In conclusion, all the strong biofilm-producing isolates were positive for ica gene. The fnbA, fnbB, and bap (MSCRAMM) genes had prevalence in all types of biofilms (strong, moderate, and weak). It may make clear that detection of ica gene is much more important for the biofilm grade prediction than biofilm formation.
The MIC values of the ceftiofur were evaluated on the planktonic cells of S. aureus. The results showed sensitive (96.67%), intermediate (3.3%) and resistant (0%) breakpoints. In conclusion, all isolated S. aureus strains were found biofilm producers and most of them were positive for icaA, and icaD virulence genes; most of the isolated S. aureus strains were sensitive to ceftiofur.
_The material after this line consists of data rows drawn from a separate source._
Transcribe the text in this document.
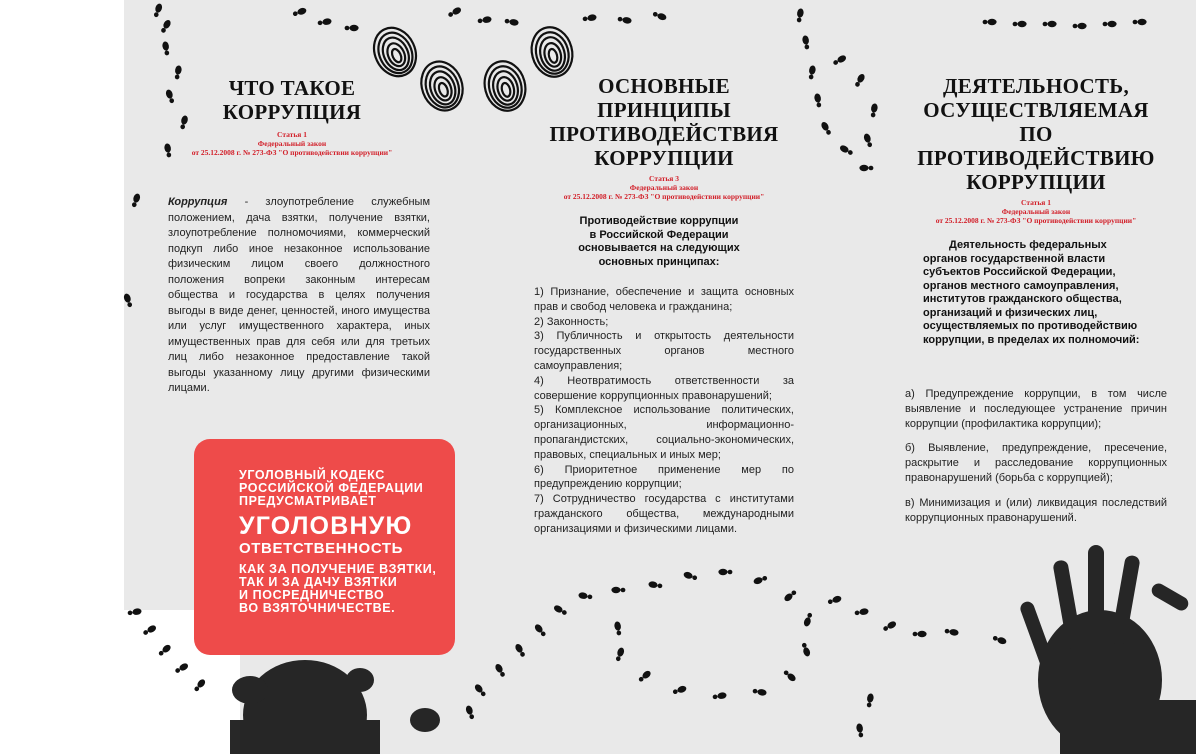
ЧТО ТАКОЕ
КОРРУПЦИЯ
Статья 1
Федеральный закон
от 25.12.2008 г. № 273-ФЗ "О противодействии коррупции"
Коррупция - злоупотребление служебным положением, дача взятки, получение взятки, злоупотребление полномочиями, коммерческий подкуп либо иное незаконное использование физическим лицом своего должностного положения вопреки законным интересам общества и государства в целях получения выгоды в виде денег, ценностей, иного имущества или услуг имущественного характера, иных имущественных прав для себя или для третьих лиц либо незаконное предоставление такой выгоды указанному лицу другими физическими лицами.
УГОЛОВНЫЙ КОДЕКС
РОССИЙСКОЙ ФЕДЕРАЦИИ
ПРЕДУСМАТРИВАЕТ
УГОЛОВНУЮ
ОТВЕТСТВЕННОСТЬ
КАК ЗА ПОЛУЧЕНИЕ ВЗЯТКИ,
ТАК И ЗА ДАЧУ ВЗЯТКИ
И ПОСРЕДНИЧЕСТВО
ВО ВЗЯТОЧНИЧЕСТВЕ.
ОСНОВНЫЕ
ПРИНЦИПЫ
ПРОТИВОДЕЙСТВИЯ
КОРРУПЦИИ
Статья 3
Федеральный закон
от 25.12.2008 г. № 273-ФЗ "О противодействии коррупции"
Противодействие коррупции
в Российской Федерации
основывается на следующих
основных принципах:
1) Признание, обеспечение и защита основных прав и свобод человека и гражданина;
2) Законность;
3) Публичность и открытость деятельности государственных органов местного самоуправления;
4) Неотвратимость ответственности за совершение коррупционных правонарушений;
5) Комплексное использование политических, организационных, информационно-пропагандистских, социально-экономических, правовых, специальных и иных мер;
6) Приоритетное применение мер по предупреждению коррупции;
7) Сотрудничество государства с институтами гражданского общества, международными организациями и физическими лицами.
ДЕЯТЕЛЬНОСТЬ,
ОСУЩЕСТВЛЯЕМАЯ ПО
ПРОТИВОДЕЙСТВИЮ
КОРРУПЦИИ
Статья 1
Федеральный закон
от 25.12.2008 г. № 273-ФЗ "О противодействии коррупции"
Деятельность федеральных
органов государственной власти
субъектов Российской Федерации,
органов местного самоуправления,
институтов гражданского общества,
организаций и физических лиц,
осуществляемых по противодействию
коррупции, в пределах их полномочий:
а) Предупреждение коррупции, в том числе выявление и последующее устранение причин коррупции (профилактика коррупции);
б) Выявление, предупреждение, пресечение, раскрытие и расследование коррупционных правонарушений (борьба с коррупцией);
в) Минимизация и (или) ликвидация последствий коррупционных правонарушений.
The S. aureus is the most important microorganism in the bovine subclinical mastitis. The high frequency of ica gene, the strong biofilm formation and antibiotic resistance of most of the isolates were related to the antibiotics that are routinely used in the veterinary medicine. Therefore, in order to control, achieve the effective treatment, and prevent the emergence of antibiotic-resistant bacteria, it is necessary to isolate the causative agent and determine the antimicrobial susceptibility.
This research has been supported by Tehran University of Medical Sciences and Health Services.
The authors declared no conflict of interest.